Há quem lhe chame pressentimento, sexto sentido, feeling, instinto. Há até quem lhe chame acaso ou sorte. Mas a intuição está longe de ser um processo mágico a que só alguns privilegiados acedem. Está presente na nossa vida, todos os dias, e é uma ferramenta da razão baseada em dados reais e objetivos.
A existência de um lado consciente e outro inconsciente no cérebro é há muito tempo conhecida da ciência. Zachary Mainen, diretor do Programa de Neurociência da Fundação Champalimaud, confirma-o. «Embora haja muito que ainda não se sabe sobre o consciente e o inconsciente, sabe-se o suficiente para entender que há uma parte da nossa mente que está a trabalhar, sem que tenhamos noção disso.» E esse trabalho, do qual não temos consciência, é-nos muito útil.» Por isso é que o facto de não percebermos o mecanismo que está por trás de certa inclinação não a torna menos válida. «É informação, mesmo quando não entendemos qual é a origem. E, em alguns casos, o melhor é segui-la.»

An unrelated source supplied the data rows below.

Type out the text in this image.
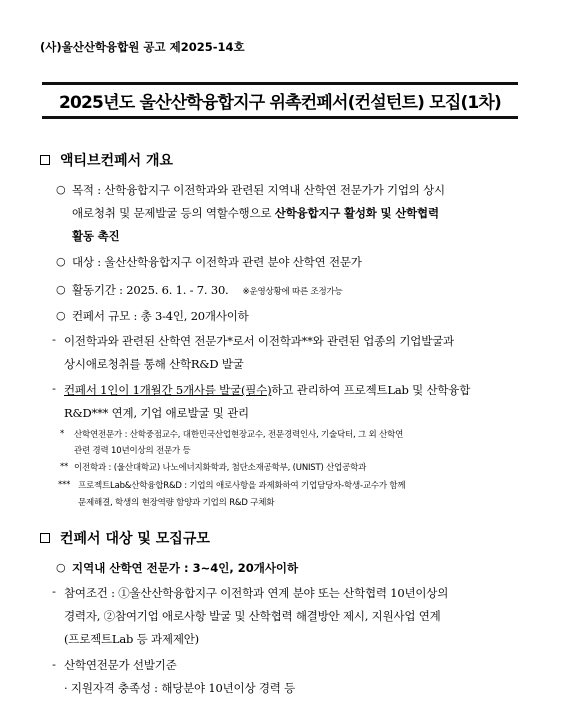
(사)울산산학융합원 공고 제2025-14호
2025년도 울산산학융합지구 위촉컨페서(컨설턴트) 모집(1차)
액티브컨페서 개요
○ 목적 : 산학융합지구 이전학과와 관련된 지역내 산학연 전문가가 기업의 상시
애로청취 및 문제발굴 등의 역할수행으로 산학융합지구 활성화 및 산학협력
활동 촉진
○ 대상 : 울산산학융합지구 이전학과 관련 분야 산학연 전문가
○ 활동기간 : 2025. 6. 1. - 7. 30. ※운영상황에 따른 조정가능
○ 컨페서 규모 : 총 3-4인, 20개사이하
- 이전학과와 관련된 산학연 전문가*로서 이전학과**와 관련된 업종의 기업발굴과
상시애로청취를 통해 산학R&D 발굴
- 컨페서 1인이 1개월간 5개사를 발굴(필수)하고 관리하여 프로젝트Lab 및 산학융합
R&D*** 연계, 기업 애로발굴 및 관리
* 산학연전문가 : 산학중점교수, 대한민국산업현장교수, 전문경력인사, 기술닥터, 그 외 산학연
관련 경력 10년이상의 전문가 등
** 이전학과 : (울산대학교) 나노에너지화학과, 첨단소재공학부, (UNIST) 산업공학과
*** 프로젝트Lab&산학융합R&D : 기업의 애로사항을 과제화하여 기업담당자-학생-교수가 함께
문제해결, 학생의 현장역량 함양과 기업의 R&D 구체화
컨페서 대상 및 모집규모
○ 지역내 산학연 전문가 : 3~4인, 20개사이하
- 참여조건 : ①울산산학융합지구 이전학과 연계 분야 또는 산학협력 10년이상의
경력자, ②참여기업 애로사항 발굴 및 산학협력 해결방안 제시, 지원사업 연계
(프로젝트Lab 등 과제제안)
- 산학연전문가 선발기준
· 지원자격 충족성 : 해당분야 10년이상 경력 등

A todo esse conhecimento imediato e independente do raciocínio crítico ou analítico chamamos intuição. O próprio Mainen, apesar de se definir como hiperracional, admite que as grandes decisões que tomou na vida, como casar-se ou mudar-se dos EUA para Portugal, foram sobretudo sentidas. «Eu sabia que era a coisa certa.»
«Pensamos algumas coisas específicas através de um processo muito consciente», diz o neurocientista, que se tem dedicado a investigar os processos de tomada de decisão. «Por exemplo, quando fazemos uma lista ou colocamos por escrito os argumentos que sustentam uma opinião. Estas são situações nas quais passamos por esse processo racional de criar argumentos. Mas a maioria das coisas que fazemos não são conscientes, não têm um processo explícito nem visível para nós.»
Assim é, de facto. O biólogo norte-americano Bruce Lipton defende que, contas feitas, «o lado consciente da mente governa, na melhor das hipóteses, cinco por cento do nosso tempo». O restante é comandado pela mente inconsciente, o que significa que estamos em modo de piloto automático 95 por cento do tempo. E a razão por detrás desta disparidade de valor vem de outra conta também conhecida: enquanto a mente inconsciente consegue processar cerca de 40 milhões de bits de dados por segundo, os processos mentais conscientes só atingem 40 bits por segundo. É impossível acompanhar tudo conscientemente.
Zachary Mainen lembra ainda que, mesmo em decisões tipicamente racionais, nas quais equacionamos muitos fatores – como a compra de um carro, por exemplo –, apesar de avaliarmos minuciosamente muitas variáveis (consumo, tamanho, capacidade, design, preço), em última análise, quase tudo se «resume» a um «gosto deste!» ou «não gosto daquele». Porquê? Não sabemos. Algumas razões que nos levam a essa sensação tipicamente intuitiva do simples «gosto» ou «não gosto» têm origens que até podemos acabar por descobrir, se refletirmos um pouco. Mas a outras nunca conseguiremos aceder. Entram nos tais 95% do piloto automático.
Os cientistas têm estudado como a intuição está relacionada com o nível de certeza que a acompanha quando surge.
A diferença entre uma e outra está no nosso nível de especialidade ou experiência. «Quando se é um especialista em alguma coisa, é provável que se tenha uma boa intuição. Para que este nível de certeza possa ajudar a tomar decisões úteis, ele tem de estar “bem calibrado”, e nos especialistas isso costuma acontecer», explica Zachary Mainen. Tomando como exemplo um médico, o neurocientista exemplifica que «quem está habituado a fazer diagnósticos, estudou sobre isso e vê milhares de pessoas, tem boas razões para ter uma óptima intuição. É provável que saiba distinguir intuitivamente aqueles que precisam de tratamento imediato dos que não precisam. E sem estar consciente da explicação que vem nos livros para isso.»
Esta experiência não tem que ver apenas com situações profissionais. Pode aplicar–se também a intuições sobre uma pessoa que conhecemos bem – como foi o caso de Adelaide –, uma situação que nos é familiar ou nós próprios. Esse é, de resto, o campo no qual todos somos especialistas: as nossas próprias preferências.
Olhando para o pensamento racional versus intuitivo, percebemos que o primeiro, sendo analítico, requer esforço e é lento e, o segundo, ainda que consuma recursos cerebrais, é um processo sem esforço e rápido. E que ocorre naturalmente, quase sem darmos por ele. Que é como quem diz : «Se o cérebro está a trabalhar para nós “de graça”, muitas vezes é mais útil aproveitar este trabalho do que empreender o esforço de todo o processo», Renata Mainen.